Michaëlsson J., Teixeira de Matos C., Achour A., Lanier LL., Kärre K., Söderström K.
Human histocompatibility leukocyte antigen (HLA)-E is a nonclassical major histocompatibility complex (MHC) class I molecule which presents a restricted set of nonameric peptides, derived mainly from the signal sequence of other MHC class I molecules. It interacts with CD94/NKG2 receptors expressed on the surface of natural killer (NK) cells and T cell subsets. Here we demonstrate that HLA-E also presents a peptide derived from the leader sequence of human heat shock protein 60 (hsp60).

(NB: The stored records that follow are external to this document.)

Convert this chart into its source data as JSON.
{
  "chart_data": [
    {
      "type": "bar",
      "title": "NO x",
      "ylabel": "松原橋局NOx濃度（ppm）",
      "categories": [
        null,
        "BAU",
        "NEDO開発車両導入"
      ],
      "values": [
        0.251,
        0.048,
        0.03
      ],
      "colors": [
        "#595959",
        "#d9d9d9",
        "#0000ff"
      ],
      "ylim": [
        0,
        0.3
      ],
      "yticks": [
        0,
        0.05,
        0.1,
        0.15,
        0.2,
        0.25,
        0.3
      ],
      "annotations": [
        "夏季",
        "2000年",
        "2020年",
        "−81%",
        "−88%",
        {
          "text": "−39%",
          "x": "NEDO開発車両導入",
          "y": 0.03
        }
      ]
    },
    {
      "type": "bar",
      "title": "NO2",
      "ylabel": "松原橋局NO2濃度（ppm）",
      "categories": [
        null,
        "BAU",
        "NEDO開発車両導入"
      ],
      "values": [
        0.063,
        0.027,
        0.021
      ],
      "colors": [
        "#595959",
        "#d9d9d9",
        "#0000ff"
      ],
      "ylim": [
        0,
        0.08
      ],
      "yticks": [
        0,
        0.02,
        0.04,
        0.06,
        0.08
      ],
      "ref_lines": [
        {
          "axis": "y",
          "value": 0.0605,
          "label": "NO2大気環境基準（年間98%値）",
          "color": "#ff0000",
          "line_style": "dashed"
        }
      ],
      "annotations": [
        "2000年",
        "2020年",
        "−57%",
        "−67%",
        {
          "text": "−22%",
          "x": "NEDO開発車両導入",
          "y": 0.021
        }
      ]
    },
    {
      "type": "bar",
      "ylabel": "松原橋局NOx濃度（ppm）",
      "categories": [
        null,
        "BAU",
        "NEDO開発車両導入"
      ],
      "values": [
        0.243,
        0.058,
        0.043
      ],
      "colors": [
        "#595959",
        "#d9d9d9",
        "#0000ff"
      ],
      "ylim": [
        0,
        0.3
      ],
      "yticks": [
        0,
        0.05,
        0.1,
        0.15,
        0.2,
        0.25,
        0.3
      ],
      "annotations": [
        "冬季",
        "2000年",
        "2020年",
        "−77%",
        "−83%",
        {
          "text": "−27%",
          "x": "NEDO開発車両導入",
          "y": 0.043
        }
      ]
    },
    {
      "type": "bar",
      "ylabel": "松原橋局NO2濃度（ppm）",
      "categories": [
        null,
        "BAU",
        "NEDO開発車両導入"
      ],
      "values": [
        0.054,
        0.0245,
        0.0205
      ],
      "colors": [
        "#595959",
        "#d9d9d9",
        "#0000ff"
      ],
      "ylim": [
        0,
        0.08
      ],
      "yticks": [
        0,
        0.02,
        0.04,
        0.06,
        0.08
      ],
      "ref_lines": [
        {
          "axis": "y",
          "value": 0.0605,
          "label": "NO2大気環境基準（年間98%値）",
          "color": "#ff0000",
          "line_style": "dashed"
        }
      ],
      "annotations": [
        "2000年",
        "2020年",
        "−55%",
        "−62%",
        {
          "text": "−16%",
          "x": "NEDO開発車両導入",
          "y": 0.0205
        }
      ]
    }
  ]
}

This peptide gains access to HLA-E intracellularly, resulting in up-regulated HLA-E/hsp60 signal peptide cell-surface levels on stressed cells. Notably, HLA-E molecules in complex with the hsp60 signal peptide are no longer recognized by CD94/NKG2A inhibitory receptors. Thus, during cellular stress an increased proportion of HLA-E molecules may bind the nonprotective hsp60 signal peptide, leading to a reduced capacity to inhibit a major NK cell population. Such stress induced peptide interference would gradually uncouple CD94/NKG2A inhibitory recognition and provide a mechanism for NK cells to detect stressed cells in a peptide-dependent manner.